Krif turned to him sharply. “I’m used to this insubordinate questioning my orders,” he said, throwing a thumb in Shawn’s direction, “but I’m not used to it coming from one of my senior wing leaders,
Commander
.”
Saltori’s posture stiffened. “Yes, sir. Of course, Captain. I’m only thinking that, with the
Agincourt
destroyed and the
Breckenridge
damaged—”
“I’ll do the thinking around here, Commander. The
Duchess of York
and her escorts will be here in less than twenty-four hours. I’m sure we can hold the Kafarans at bay until then. Now, it seems to me that you’ve been hanging out with this space-hauler too long. Why don’t you go get some R&R on the observation deck for an hour or three? Do I make myself clear?”

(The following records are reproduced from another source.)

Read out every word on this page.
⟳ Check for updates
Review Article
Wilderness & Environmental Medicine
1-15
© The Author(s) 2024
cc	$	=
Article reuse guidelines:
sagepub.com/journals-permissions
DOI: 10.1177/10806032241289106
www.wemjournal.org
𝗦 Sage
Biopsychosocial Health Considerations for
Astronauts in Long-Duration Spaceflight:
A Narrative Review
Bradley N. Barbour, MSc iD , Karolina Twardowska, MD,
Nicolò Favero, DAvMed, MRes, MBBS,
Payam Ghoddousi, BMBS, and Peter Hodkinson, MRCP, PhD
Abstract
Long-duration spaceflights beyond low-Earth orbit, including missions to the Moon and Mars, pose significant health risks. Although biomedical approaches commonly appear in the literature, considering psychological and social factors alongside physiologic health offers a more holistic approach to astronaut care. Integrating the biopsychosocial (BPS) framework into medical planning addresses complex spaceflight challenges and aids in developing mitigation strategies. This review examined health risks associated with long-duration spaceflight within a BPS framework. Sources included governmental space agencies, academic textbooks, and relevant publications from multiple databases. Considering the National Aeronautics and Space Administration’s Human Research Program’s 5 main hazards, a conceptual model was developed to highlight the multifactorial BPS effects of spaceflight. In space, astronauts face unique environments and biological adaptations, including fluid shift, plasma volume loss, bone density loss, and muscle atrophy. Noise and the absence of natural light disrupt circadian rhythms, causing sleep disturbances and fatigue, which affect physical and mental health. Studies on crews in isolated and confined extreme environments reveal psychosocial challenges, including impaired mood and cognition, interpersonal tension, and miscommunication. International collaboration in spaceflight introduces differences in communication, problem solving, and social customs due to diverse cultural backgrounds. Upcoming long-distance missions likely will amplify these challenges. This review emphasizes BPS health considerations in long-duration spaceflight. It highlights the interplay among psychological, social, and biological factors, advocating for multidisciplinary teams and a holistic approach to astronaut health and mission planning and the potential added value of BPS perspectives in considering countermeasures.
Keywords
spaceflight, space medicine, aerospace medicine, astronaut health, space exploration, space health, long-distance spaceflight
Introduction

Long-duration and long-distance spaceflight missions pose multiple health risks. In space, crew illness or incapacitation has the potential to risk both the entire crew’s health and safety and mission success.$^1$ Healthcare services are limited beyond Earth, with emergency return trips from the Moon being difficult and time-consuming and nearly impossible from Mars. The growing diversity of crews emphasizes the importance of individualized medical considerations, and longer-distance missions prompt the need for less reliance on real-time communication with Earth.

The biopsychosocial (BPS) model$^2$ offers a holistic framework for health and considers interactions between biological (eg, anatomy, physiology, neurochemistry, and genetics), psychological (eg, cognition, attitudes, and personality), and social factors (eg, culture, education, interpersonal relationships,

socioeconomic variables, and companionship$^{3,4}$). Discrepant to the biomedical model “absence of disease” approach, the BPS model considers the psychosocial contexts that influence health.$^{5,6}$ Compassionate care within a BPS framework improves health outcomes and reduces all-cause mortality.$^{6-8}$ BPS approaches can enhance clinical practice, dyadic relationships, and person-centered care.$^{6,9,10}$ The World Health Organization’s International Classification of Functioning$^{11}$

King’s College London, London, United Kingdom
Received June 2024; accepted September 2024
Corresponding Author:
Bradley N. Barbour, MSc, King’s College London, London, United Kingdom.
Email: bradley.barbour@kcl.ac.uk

Saltori looked from Krif to Shawn and then back to the captain. “Yes, sir. Perfectly clear
.” He then strode briskly away.
Krif then reeled on Shawn. “And, as for you
. . .”
“I know when I’m not wanted, Dick.” Shawn slowly turned away from Krif, then made his way in the direction of
Sylvia’s Delight
, parked neatly at the forward edge of the bay.
* * *
Melissa was lost in thought when the doors leading into the brig’s lobby hissed open. She’d been sitting patiently in her cell, one of the dozen in this part of the
Rhea
’s underbelly. With very little to do, her mind was processing everything she had learned up to this point—all the data from Toyotomi Katashi, what she and Shawn had discovered on board the
Icarus
, and what they had found on Second Earth. There were still so many unanswered questions, and she hoped that by rearranging the various pieces something might fit. None of it was.